While thinking of a better solution (using the relative delay sem_wait_timed
version somehow, or converting the time from one clock into another), it struck
me somehow that there was no locking involved in the implementation of
rtos_sem_wait_timed

static inline int rtos_sem_wait_timed(rt_sem_t* m, NANO_TIME delay )
{
TIME_SPEC timevl, delayvl;
clock_gettime(CLOCK_REALTIME, &timevl);
delayvl = ticks2timespec(delay);

// add current time with delay, detect&correct overflows.
timevl.tv_sec += delayvl.tv_sec;
timevl.tv_nsec += delayvl.tv_nsec;
if ( timevl.tv_nsec >= 1000000000) {
++timevl.tv_sec;
timevl.tv_nsec -= 1000000000;
}

assert( timevl.tv_nsec < 1000000000 );

return sem_timedwait( m, &timevl);
}

I would think that, if the thread that executes this code is preempted
somewhere along these lines, we don't do what we pretend (although I'm not sure
what we are pretending here (i.e. what is this function supposed to do,
starting from which line of code should I interpret delay) and I'm not sure
this is a catastrophe though).
Thoughts, anyone?

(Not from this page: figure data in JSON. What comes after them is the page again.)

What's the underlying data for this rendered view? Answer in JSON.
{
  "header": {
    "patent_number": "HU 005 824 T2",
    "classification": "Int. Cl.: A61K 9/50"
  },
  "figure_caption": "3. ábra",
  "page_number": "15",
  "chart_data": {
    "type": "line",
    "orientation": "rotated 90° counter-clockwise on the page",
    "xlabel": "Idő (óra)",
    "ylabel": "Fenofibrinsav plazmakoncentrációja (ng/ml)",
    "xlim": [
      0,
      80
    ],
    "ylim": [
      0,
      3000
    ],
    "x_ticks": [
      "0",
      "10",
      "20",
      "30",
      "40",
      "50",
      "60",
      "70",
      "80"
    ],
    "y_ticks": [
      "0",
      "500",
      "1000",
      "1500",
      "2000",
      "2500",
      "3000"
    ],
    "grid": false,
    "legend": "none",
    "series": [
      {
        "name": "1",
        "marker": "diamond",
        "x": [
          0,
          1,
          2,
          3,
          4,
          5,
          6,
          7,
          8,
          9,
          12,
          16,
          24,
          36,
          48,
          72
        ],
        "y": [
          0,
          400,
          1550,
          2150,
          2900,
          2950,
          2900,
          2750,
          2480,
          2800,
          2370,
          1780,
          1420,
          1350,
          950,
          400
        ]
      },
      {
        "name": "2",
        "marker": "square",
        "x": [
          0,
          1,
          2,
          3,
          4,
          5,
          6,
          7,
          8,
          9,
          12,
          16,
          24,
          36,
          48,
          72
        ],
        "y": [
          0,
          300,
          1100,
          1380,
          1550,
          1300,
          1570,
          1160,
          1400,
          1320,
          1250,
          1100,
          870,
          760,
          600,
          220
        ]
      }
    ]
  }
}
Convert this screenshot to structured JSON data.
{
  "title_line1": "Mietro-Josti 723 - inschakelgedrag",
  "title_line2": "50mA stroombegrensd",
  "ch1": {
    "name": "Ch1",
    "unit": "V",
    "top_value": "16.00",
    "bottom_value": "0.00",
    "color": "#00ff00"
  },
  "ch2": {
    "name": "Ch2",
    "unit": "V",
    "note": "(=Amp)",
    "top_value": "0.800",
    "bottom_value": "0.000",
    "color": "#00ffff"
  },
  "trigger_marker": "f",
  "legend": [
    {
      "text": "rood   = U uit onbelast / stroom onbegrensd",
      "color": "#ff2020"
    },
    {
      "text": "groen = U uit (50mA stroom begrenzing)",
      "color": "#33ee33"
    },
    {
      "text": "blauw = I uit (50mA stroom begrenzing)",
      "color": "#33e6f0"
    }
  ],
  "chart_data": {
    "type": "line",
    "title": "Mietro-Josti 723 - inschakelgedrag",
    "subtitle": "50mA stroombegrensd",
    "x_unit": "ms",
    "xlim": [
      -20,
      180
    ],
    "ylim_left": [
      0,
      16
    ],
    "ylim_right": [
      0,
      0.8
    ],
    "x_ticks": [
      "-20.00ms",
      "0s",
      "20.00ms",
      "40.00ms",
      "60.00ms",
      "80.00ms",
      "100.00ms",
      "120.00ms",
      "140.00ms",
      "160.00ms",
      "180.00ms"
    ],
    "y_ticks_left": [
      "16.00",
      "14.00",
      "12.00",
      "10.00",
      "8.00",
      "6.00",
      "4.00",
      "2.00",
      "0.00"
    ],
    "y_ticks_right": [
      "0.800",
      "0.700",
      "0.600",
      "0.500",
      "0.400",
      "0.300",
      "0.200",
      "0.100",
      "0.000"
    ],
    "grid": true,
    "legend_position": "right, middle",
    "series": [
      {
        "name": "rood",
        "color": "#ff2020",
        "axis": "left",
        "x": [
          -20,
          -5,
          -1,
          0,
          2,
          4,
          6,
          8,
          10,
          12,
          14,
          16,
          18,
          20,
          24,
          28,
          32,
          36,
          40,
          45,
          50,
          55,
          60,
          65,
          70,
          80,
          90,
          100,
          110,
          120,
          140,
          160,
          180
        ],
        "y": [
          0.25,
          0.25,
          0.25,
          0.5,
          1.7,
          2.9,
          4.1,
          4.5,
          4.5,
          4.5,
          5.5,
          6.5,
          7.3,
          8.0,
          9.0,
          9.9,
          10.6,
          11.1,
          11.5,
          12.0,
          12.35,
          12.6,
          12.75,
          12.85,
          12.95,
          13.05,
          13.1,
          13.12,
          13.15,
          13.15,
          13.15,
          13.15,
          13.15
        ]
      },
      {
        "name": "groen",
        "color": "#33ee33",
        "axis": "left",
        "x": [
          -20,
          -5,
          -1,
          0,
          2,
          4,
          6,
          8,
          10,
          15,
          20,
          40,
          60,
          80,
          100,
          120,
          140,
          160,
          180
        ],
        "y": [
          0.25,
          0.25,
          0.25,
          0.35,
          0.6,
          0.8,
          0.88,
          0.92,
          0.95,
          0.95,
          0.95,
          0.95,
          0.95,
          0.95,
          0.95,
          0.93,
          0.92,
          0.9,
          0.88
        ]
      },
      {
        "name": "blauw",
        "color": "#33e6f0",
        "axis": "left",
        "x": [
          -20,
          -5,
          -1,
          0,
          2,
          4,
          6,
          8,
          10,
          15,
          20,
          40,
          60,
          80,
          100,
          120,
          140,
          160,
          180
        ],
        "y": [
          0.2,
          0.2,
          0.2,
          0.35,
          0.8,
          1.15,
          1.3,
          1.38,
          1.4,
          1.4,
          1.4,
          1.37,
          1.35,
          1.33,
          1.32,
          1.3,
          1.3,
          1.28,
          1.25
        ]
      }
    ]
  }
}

Is this another possible race condition or am I overlooking
something?

[Bug 653] GnuLinux port mixes incompatible clock_monotonic and c

https://www.fmtc.be/bugzilla/orocos/show_bug.cgi?id=653

--- Comment #5 from Klaas Gadeyne <klaas [dot] gadeyne [..] ...> 2009-05-15 17:26:42 ---
Created an attachment (id=425)
--> (https://www.fmtc.be/bugzilla/orocos/attachment.cgi?id=425)
Fixes the bug, but not a good solution

By changing clock_monotonic back into clock_realtime, one can verify this bug
is fixed. However, it ain't a clean solution (see previous comment about the
patch that "caused" this bug)

[Bug 653] GnuLinux port mixes incompatible clock_monotonic and c

https://www.fmtc.be/bugzilla/orocos/show_bug.cgi?id=653

--- Comment #4 from Klaas Gadeyne <klaas [dot] gadeyne [..] ...> 2009-05-15 11:27:43 ---
(In reply to comment #3)
> In your test program, the current time is calculated using clock_monotonic,
> whereas the sem_wait value is based on clock_realtime. This seems to be the
> cause of the bug.

Seems to be a regression caused by the patch for
<https://www.fmtc.be/bugzilla/orocos/show_bug.cgi?id=565>

[Bug 653] 100% CPU usage when Timer class is used

https://www.fmtc.be/bugzilla/orocos/show_bug.cgi?id=653

--- Comment #2 from Klaas Gadeyne <klaas [dot] gadeyne [..] ...> 2009-05-15 10:50:22 ---
Created an attachment (id=424)
--> (https://www.fmtc.be/bugzilla/orocos/attachment.cgi?id=424)
Demonstrates that the values reported by the 2 clocks are incompatible

[Bug 653] GnuLinux port mixes incompatible clock_monotonic and c

https://www.fmtc.be/bugzilla/orocos/show_bug.cgi?id=653

Klaas Gadeyne <klaas [dot] gadeyne [..] ...> changed:

What |Removed |Added
----------------------------------------------------------------------------
Summary|100% CPU usage when Timer |GnuLinux port mixes
|class is used |incompatible
| |clock_monotonic and
| |clock_realtime

--- Comment #3 from Klaas Gadeyne <klaas [dot] gadeyne [..] ...> 2009-05-15 10:50:47 ---
In your test program, the current time is calculated using clock_monotonic,
whereas the sem_wait value is based on clock_realtime. This seems to be the
cause of the bug.

[Bug 653] 100% CPU usage when Timer class is used

https://www.fmtc.be/bugzilla/orocos/show_bug.cgi?id=653

Klaas Gadeyne <klaas [dot] gadeyne [..] ...> changed:

What |Removed |Added
----------------------------------------------------------------------------
Target Milestone|--- |1.6.3
Status|NEW |ASSIGNED

--- Comment #1 from Klaas Gadeyne <klaas [dot] gadeyne [..] ...> 2009-05-15 10:39:10 ---
After first investigation, this seems to be related to uncompatible time format
conventions. The absolute time which is passed to rtos_sem_wait_until is
nonsense and not related at all to the value of clock_gettime.

I'm on it.

ps. Probably other versions are affected too.